Published in final edited form as: Proc SPIE Int Soc Opt Eng. 2014 Mar 13;9038:90381R. doi: 10.1117/12.2044340

Pair-wise Clustering of Large Scale Granger Causality Index Matrices for Revealing Communities

Axel Wismüller 1, Mahesh B Nagarajan 1,*, Herbert Witte 2, Britta Pester 2, Lutz Leistritz 2
PMCID: PMC5697795  NIHMSID: NIHMS887994  PMID: 29170584

Abstract

The analysis of large ensembles of time series is a fundamental challenge in different domains of biomedical image processing applications, specifically in the area of functional MRI data processing. An important aspect of such analysis is the ability to reconstruct community network structures based on interactive behavior between different nodes of the network which are captured in such time series. In this study, we start with a previously proposed novel approach that applies the linear Granger Causality concept to very high-dimensional time series. This approach is based on integrating dimensionality reduction into a multivariate time series model. If residuals of dimensionality reduced models can be transformed back into the original space, prediction errors in the high–dimensional space may be computed, and a large scale Granger Causality Index (lsGCI) is properly defined. The primary goal of this study was then to present an approach for recovering network structure from such lsGCI interactions through the application of pair-wise clustering. We specifically focus on a clustering approach based on topographic mapping of proximity data (TMP) for this purpose. We demonstrate our approach with a simulated network composed of five pair-wise different internal networks with varying strengths of community structure (based on the number of inter-network vertices). Our results suggest that such pair-wise clustering with TMP is capable of reconstructing the structure of the original network from lsGCI matrices that record the interactions between different nodes of the network when there is sufficient disparity between the intra- and inter-network vertices.

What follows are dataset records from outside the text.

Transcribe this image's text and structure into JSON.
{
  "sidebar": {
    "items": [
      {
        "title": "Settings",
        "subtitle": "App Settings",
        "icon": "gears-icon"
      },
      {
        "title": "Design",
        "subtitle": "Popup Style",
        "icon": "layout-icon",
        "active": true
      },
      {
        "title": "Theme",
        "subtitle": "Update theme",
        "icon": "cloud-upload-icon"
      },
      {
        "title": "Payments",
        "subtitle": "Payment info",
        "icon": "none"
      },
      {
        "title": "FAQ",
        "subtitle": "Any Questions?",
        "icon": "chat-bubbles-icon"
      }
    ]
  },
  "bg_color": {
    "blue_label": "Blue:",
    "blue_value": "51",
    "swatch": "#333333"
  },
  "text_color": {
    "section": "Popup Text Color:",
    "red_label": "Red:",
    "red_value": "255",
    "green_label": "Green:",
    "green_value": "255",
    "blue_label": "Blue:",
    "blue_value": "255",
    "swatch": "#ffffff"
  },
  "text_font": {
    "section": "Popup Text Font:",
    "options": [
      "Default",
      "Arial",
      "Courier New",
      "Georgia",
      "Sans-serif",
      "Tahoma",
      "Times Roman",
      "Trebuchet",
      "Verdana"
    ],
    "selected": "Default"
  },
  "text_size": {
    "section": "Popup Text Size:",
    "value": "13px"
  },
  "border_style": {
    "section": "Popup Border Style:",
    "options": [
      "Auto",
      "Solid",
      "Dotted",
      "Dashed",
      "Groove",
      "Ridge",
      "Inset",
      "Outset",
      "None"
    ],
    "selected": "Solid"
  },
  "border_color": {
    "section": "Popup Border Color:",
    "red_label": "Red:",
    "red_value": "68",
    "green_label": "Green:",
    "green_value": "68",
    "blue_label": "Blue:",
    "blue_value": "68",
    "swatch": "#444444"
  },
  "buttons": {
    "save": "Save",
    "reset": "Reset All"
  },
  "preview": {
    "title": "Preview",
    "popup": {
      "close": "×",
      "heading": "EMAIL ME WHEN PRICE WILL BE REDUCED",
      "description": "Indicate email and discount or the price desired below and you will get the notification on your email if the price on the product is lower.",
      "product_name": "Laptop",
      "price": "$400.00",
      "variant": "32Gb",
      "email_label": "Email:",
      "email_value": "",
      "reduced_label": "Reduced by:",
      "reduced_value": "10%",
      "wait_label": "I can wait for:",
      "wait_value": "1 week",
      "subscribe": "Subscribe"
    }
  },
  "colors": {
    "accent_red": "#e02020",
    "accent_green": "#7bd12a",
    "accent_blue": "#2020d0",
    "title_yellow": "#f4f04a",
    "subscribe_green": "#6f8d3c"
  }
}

Keywords: Granger causality index, dimension reduction, topographic mapping of proximity, pair-wise clustering

1. MOTIVATION/PURPOSE

To analyze large ensembles of time series is a fundamental challenge in many domains of biomedical image processing applications, ranging from microarray gene expression analysis to functional MRI data processing. A basic problem in quantifying directed information transfer is the consideration of effective connectivity in very high-dimensional systems. Currently, high-dimensional systems are transformed into a lower dimensional system, e.g. by Principal or Independent Component Analysis (PCA, ICA), and the connectivity structure of derived components is studied. Here the drawback is that a revealed interaction cannot be readily transferred back into the original high-dimensional space. Thus, directed interactions between the original network nodes are not revealed, which limits the interpretation of identified interaction patterns. Granger Causality (GC) is a suitable concept for assessing connectivity structures between time series. One popular approach uses principles of prediction [1], whereby application of a straightforward generalization to general time series models is enabled, providing an appropriate definition of prediction errors. Instead of analyzing interactions between derived components, a large scale GC (lsGC) approach preserves the interpretability of the original network nodes. The idea of that approach is the integration of a dimension reduction into a multivariate time series model, which allows computation of prediction errors in the original high-dimensional space.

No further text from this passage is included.